Form of Elements of Inductive Semigroup
Theorem
Let $\struct {S, \circ}$ be an inductive semigroup.
Then the elements of $S$ are of the form:
- $\alpha \circ \beta \circ \beta \circ \cdots \circ \beta$
Proof
Recall the definition of inductive semigroup:
Let $\struct {S, \circ}$ be a semigroup.
Let there exist $\alpha, \beta \in S$ such that the only subset of $S$ containing both $\alpha$ and $x \circ \beta$ whenever it contains $x$ is $S$ itself.
That is:
- $\exists \alpha, \beta \in S: \forall A \subseteq S: \paren {\alpha \in A \land \paren {\forall x \in A: x \circ \beta \in A} } \implies A = S$
Then $\struct {S, \circ}$ is an inductive semigroup.

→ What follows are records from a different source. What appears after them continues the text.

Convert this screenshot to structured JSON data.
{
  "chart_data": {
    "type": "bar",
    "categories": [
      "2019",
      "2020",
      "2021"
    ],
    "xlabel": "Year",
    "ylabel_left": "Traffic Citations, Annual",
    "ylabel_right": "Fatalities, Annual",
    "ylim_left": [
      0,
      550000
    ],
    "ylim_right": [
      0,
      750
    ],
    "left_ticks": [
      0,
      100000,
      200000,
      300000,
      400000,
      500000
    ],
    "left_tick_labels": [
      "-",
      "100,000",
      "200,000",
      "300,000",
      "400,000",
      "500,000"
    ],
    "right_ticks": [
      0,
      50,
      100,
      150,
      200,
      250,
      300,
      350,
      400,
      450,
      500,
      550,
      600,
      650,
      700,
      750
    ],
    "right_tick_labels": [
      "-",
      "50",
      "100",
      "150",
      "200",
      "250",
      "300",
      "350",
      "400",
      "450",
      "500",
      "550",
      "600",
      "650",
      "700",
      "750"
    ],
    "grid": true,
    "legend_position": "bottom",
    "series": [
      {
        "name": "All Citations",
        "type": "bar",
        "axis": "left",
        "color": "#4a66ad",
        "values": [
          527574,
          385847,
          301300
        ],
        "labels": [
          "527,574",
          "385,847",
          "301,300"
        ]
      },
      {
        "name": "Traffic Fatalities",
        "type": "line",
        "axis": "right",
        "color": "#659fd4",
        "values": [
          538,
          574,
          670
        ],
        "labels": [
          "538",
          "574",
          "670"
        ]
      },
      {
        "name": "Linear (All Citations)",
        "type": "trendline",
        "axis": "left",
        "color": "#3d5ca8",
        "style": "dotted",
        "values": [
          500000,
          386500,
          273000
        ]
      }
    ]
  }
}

It follows from the definition that all elements of the form:
- $\alpha \circ \beta \circ \beta \circ \cdots \circ \beta$
are indeed elements of $S$.
Aiming for a contradiction, suppose $x \in S$ is not of the above form.
Let $A \subseteq S$ be such that $\alpha, x \in A$.
Then $A$ contains elements of the form:
- $x, x \circ \beta, x \circ \beta \circ \beta, \ldots$
Now let $B \subseteq S$ be such that $\alpha \in B$ but $x \notin B$.
Then $B$ is of the form:
- $\exists \alpha, \beta \in S: \paren {\alpha \in B \land \paren {\forall x \in B: x \circ \beta \in B} }$
but because $x \in S$ while $x \notin B$ it follows that:
- $B \ne S$
and so $S$ is not inductive.
From this contradiction it follows that all elements of $S$ are of the form:
- $\alpha \circ \beta \circ \beta \circ \cdots \circ \beta$
$\blacksquare$